Critique | Musique

Damon Albarn – Dr Dee

OPÉRA | Poursuivant son exploration de la voie lyrique, Albarn signe un opéra aventureux mais pas forcément selon des repères électro-rock…

DAMON ALBARN, DR DEE, DISTRIBUÉ PAR EMI. ***
REPRÉSENTATIONS DU 25 JUIN AU 7 JUILLET À LONDRES, WWW.MYSPACE.COM/DAMONALBARN

En novembre 2005, Gorillaz se produit pour cinq soirées consécutives au Manchester Opera House. Damon Albarn conçoit alors un lien particulier avec le Manchester International Festival qui suscitera, peu ou prou, la création d’un opéra chinois également sorti en disque (Monkey: Journey To The West, en 2007), d’une production théâtrale pour laquelle Albarn composa, mais sans trace discographique (It Felt Like A Kiss, en 2009), et puis de l’actuel Dr Dee montré en preview à l’été 2011, toujours à Manchester. L’idée de départ d’Albarn et de Jamie Hewlett était de convaincre l’auteur Alan Moore de concocter un opéra sur les super-héros: ce dernier suggéra plutôt une oeuvre consacrée à John Dee, à la fois mathématicien, astronome, navigateur et amateur d’occulte, devenu fameux par sa position de consultant de la Reine Elizabeth I. Dans le tumulte des glissements de sujet, Hewlett et Moore se sont retirés, laissant à Albarn seul le rôle de capitaine d’un opéra qui nous plonge dans l’Angleterre d’il y a quatre siècles.

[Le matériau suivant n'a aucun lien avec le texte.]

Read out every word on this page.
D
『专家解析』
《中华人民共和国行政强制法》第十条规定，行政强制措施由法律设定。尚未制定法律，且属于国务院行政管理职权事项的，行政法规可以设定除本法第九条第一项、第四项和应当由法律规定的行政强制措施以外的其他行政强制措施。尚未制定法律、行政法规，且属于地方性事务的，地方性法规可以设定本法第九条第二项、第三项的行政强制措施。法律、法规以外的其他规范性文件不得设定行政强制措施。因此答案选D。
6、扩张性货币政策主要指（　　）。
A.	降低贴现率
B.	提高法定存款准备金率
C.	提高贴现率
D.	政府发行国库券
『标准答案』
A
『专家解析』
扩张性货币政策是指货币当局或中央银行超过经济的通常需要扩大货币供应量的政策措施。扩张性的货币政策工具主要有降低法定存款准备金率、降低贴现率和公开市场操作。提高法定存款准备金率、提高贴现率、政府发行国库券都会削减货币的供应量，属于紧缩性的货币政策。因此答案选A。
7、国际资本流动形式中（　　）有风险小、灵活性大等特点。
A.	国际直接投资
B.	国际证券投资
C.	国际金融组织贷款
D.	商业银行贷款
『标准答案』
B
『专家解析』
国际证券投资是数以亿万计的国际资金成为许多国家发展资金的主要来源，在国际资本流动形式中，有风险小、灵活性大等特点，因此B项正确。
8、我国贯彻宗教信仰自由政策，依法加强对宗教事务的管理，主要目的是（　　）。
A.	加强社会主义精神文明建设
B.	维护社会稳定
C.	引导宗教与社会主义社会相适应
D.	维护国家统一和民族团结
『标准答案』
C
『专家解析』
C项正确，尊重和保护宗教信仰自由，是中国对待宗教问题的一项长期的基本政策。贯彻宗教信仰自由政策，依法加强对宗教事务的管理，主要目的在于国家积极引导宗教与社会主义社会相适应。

On comprend ce qui intéresse Albarn: Dee est un alchimiste puisqu’il tente de concilier les mondes antagonistes de la science et de la magie. On peut y voir un transfert sur une transversalité qui -faut-il le rappeler?- définit aussi le leader de Blur.

Cruauté XVIe

Une nouvelle fois, le procédé consiste à explorer une musique -l’opéra élisabéthain- sans l’atrophier ou la vulgariser. Ce disque de 48 minutes, découpé en 18 plages, possède donc une teinte oldie, d’abord par l’inclusion d’instruments anciens, comme la viole de gambe, mais davantage encore par le chant, orchestré dans un style hiératique, droit, cérémonieux. La quinzaine d’interprètes -sopranos, mezzos, ténors et basses- crée une véritable gangue vocale qui nous immerge dans des sentiments nouveaux, même si certaines parts masculines font remonter du Klaus Nomi en nous… Bizarrement, c’est un instrument inventé il y a seulement deux siècles -l’harmonium- qu’a choisi Albarn pour nous offrir des nappes cinématographiques, comme si cette seule grandeur contenue suffisait à restituer la cruauté -sociale, matérielle, intellectuelle- du XVIe anglais. Pour ne pas complètement dérouter l’auditeur, fan de Blur ou des autres projets « pop », Damon a invité le batteur Tony Allen et le joueur de kora Madou Diabate à épicer l’autrefois de contemporain. Moins par désir d’exotisme métisse que parce que le mélange prend et charme. A titre perso, Albarn balise son propre disque en interprétant une poignée de chansons plutôt cajoleuses (The Moon Exalted, Apple Carts, Cathedrals, The Marvelous Dream) qui confirment son intuition mélodique. Un bémol: le livret, peuplé de signes cabalisto-mathématiques, n’explicite en rien la narration de l’opéra. Dommage.